Again his voice was lazy and teasing, as seductive as the moonlight.

She answered as she had the last time. “No. It’s still a long way from there to owning an ice cream parlor in Pecan Valley.”

“Actually, it’s not that far. I made certain decisions, once I was grown and had my kid brother on his feet. I was never doing anything requiring discipline as long as I lived. That includes wearing ties, relationships and any kind of work that takes effort.”

“Griff?”

“Yes, honey.”

“You are so full of baloney.”

“What I am is embarrassed. I can’t remember the last time I told this story, probably because I never did. I was raised with better manners than to bore a charming, beautiful woman. We’re wasting this moonlight. I never-it’s the cardinal rule of my life-waste moonlight.”

For a man who’d had four glasses of wine, he was out of the lounge chair faster than magic. His eyes met hers in the darkness as he coaxed her out of the chair, pulled her close, pulled her into him.

Okay, she told herself. Okay. She’d been charged up from the first instant she met him, and she knew it. He was full of baloney, he charmed her, enticed her. Made her want to experience-just once!-being involved with a bad boy, a man who knew his way around women, who just plain liked women and knew what to do with them.

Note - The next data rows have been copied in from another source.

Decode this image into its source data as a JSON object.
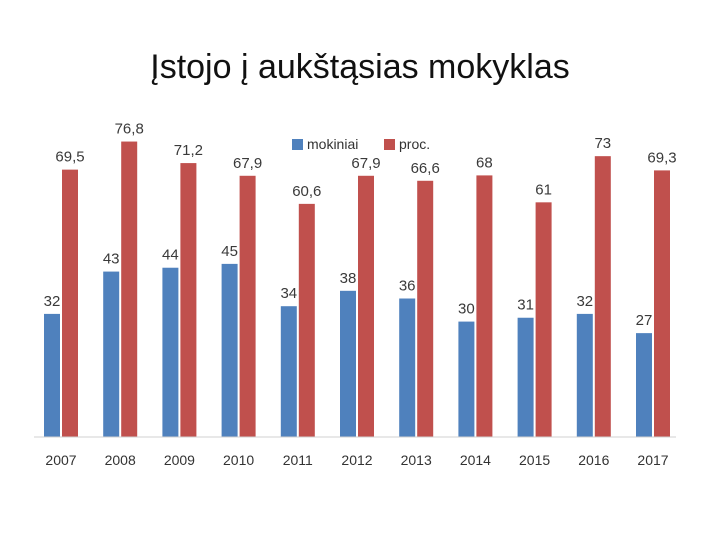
{
  "slide": {
    "title": "Įstojo į aukštąsias mokyklas"
  },
  "chart_data": {
    "type": "bar",
    "categories": [
      "2007",
      "2008",
      "2009",
      "2010",
      "2011",
      "2012",
      "2013",
      "2014",
      "2015",
      "2016",
      "2017"
    ],
    "series": [
      {
        "name": "mokiniai",
        "color": "#4f81bd",
        "values": [
          32,
          43,
          44,
          45,
          34,
          38,
          36,
          30,
          31,
          32,
          27
        ],
        "labels": [
          "32",
          "43",
          "44",
          "45",
          "34",
          "38",
          "36",
          "30",
          "31",
          "32",
          "27"
        ]
      },
      {
        "name": "proc.",
        "color": "#c0504d",
        "values": [
          69.5,
          76.8,
          71.2,
          67.9,
          60.6,
          67.9,
          66.6,
          68,
          61,
          73,
          69.3
        ],
        "labels": [
          "69,5",
          "76,8",
          "71,2",
          "67,9",
          "60,6",
          "67,9",
          "66,6",
          "68",
          "61",
          "73",
          "69,3"
        ]
      }
    ],
    "legend_position": "top-center",
    "ylim": [
      0,
      85
    ],
    "grid": false
  }
}
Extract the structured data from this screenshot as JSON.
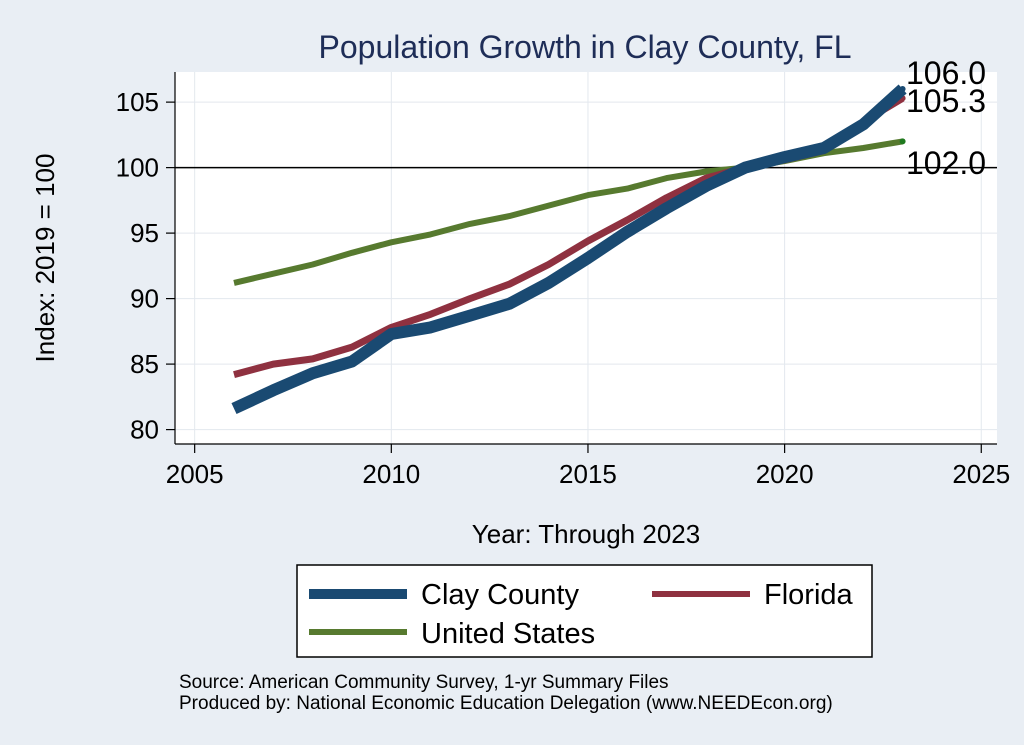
{
  "chart_data": {
    "type": "line",
    "title": "Population Growth in Clay County, FL",
    "xlabel": "Year: Through 2023",
    "ylabel": "Index: 2019 = 100",
    "xlim": [
      2004.5,
      2025.4
    ],
    "ylim": [
      78.9,
      107.3
    ],
    "xticks": [
      2005,
      2010,
      2015,
      2020,
      2025
    ],
    "yticks": [
      80,
      85,
      90,
      95,
      100,
      105
    ],
    "reference_line": 100,
    "x": [
      2006,
      2007,
      2008,
      2009,
      2010,
      2011,
      2012,
      2013,
      2014,
      2015,
      2016,
      2017,
      2018,
      2019,
      2020,
      2021,
      2022,
      2023
    ],
    "series": [
      {
        "name": "Clay  County",
        "color": "#1a4a72",
        "values": [
          81.6,
          83.0,
          84.3,
          85.2,
          87.3,
          87.8,
          88.7,
          89.6,
          91.2,
          93.1,
          95.1,
          96.9,
          98.6,
          100.0,
          100.8,
          101.5,
          103.3,
          106.0
        ],
        "end_label": "106.0"
      },
      {
        "name": "Florida",
        "color": "#8f3140",
        "values": [
          84.2,
          85.0,
          85.4,
          86.3,
          87.8,
          88.8,
          90.0,
          91.1,
          92.6,
          94.4,
          96.0,
          97.7,
          99.2,
          100.0,
          100.6,
          101.3,
          103.5,
          105.3
        ],
        "end_label": "105.3"
      },
      {
        "name": "United States",
        "color": "#577a2f",
        "values": [
          91.2,
          91.9,
          92.6,
          93.5,
          94.3,
          94.9,
          95.7,
          96.3,
          97.1,
          97.9,
          98.4,
          99.2,
          99.7,
          100.0,
          100.5,
          101.1,
          101.5,
          102.0
        ],
        "end_label": "102.0"
      }
    ],
    "legend": [
      "Clay  County",
      "Florida",
      "United States"
    ],
    "legend_position": "bottom",
    "source_note": "Source: American Community Survey, 1-yr Summary Files",
    "producer_note": "Produced by: National Economic Education Delegation (www.NEEDEcon.org)"
  }
}
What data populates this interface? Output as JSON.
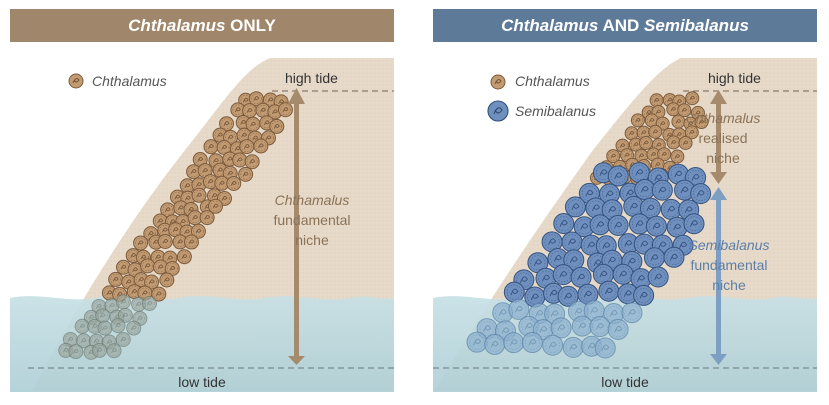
{
  "panels": [
    {
      "title_species": "Chthalamus",
      "title_rest": " ONLY",
      "legend": [
        "Chthalamus"
      ],
      "high_tide": "high tide",
      "low_tide": "low tide",
      "niche_species": "Chthamalus",
      "niche_lines": [
        "fundamental",
        "niche"
      ]
    },
    {
      "title_species1": "Chthalamus",
      "title_mid": " AND ",
      "title_species2": "Semibalanus",
      "legend": [
        "Chthalamus",
        "Semibalanus"
      ],
      "high_tide": "high tide",
      "low_tide": "low tide",
      "upper_niche_species": "Chthamalus",
      "upper_niche_lines": [
        "realised",
        "niche"
      ],
      "lower_niche_species": "Semibalanus",
      "lower_niche_lines": [
        "fundamental",
        "niche"
      ]
    }
  ],
  "colors": {
    "left_header": "#a0866a",
    "right_header": "#5d7b98",
    "rock": "#e6d9c8",
    "water": "#bcd9df",
    "chthamalus": "#c29b72",
    "semibalanus": "#6f8fbe",
    "niche_brown": "#a68a6c",
    "niche_blue": "#7d9fc4"
  }
}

Every woman she knew had flings. Why on earth shouldn’t she?

She realized she wasn’t experienced in being wild and loose, but she was willing to practice. He was ideal to take lessons from.

It was just…the more she knew him, the less she believed of his bull.

And now he’d completely messed up the fantasy. Kissing him wasn’t about the wild, loose, immoral fling she’d had in mind. She liked the damn man. He was lonely, a solo flyer. Tons of people claimed to “love him”, but no one she’d seen so far actually seemed to know him. Much less really love him.

Not like a person needed to be loved.

So really, it was entirely his fault that it all just got out of hand.

He swooped her in his arms, and even though she wasn’t exactly sure how to seduce a seducer, she swooped right back.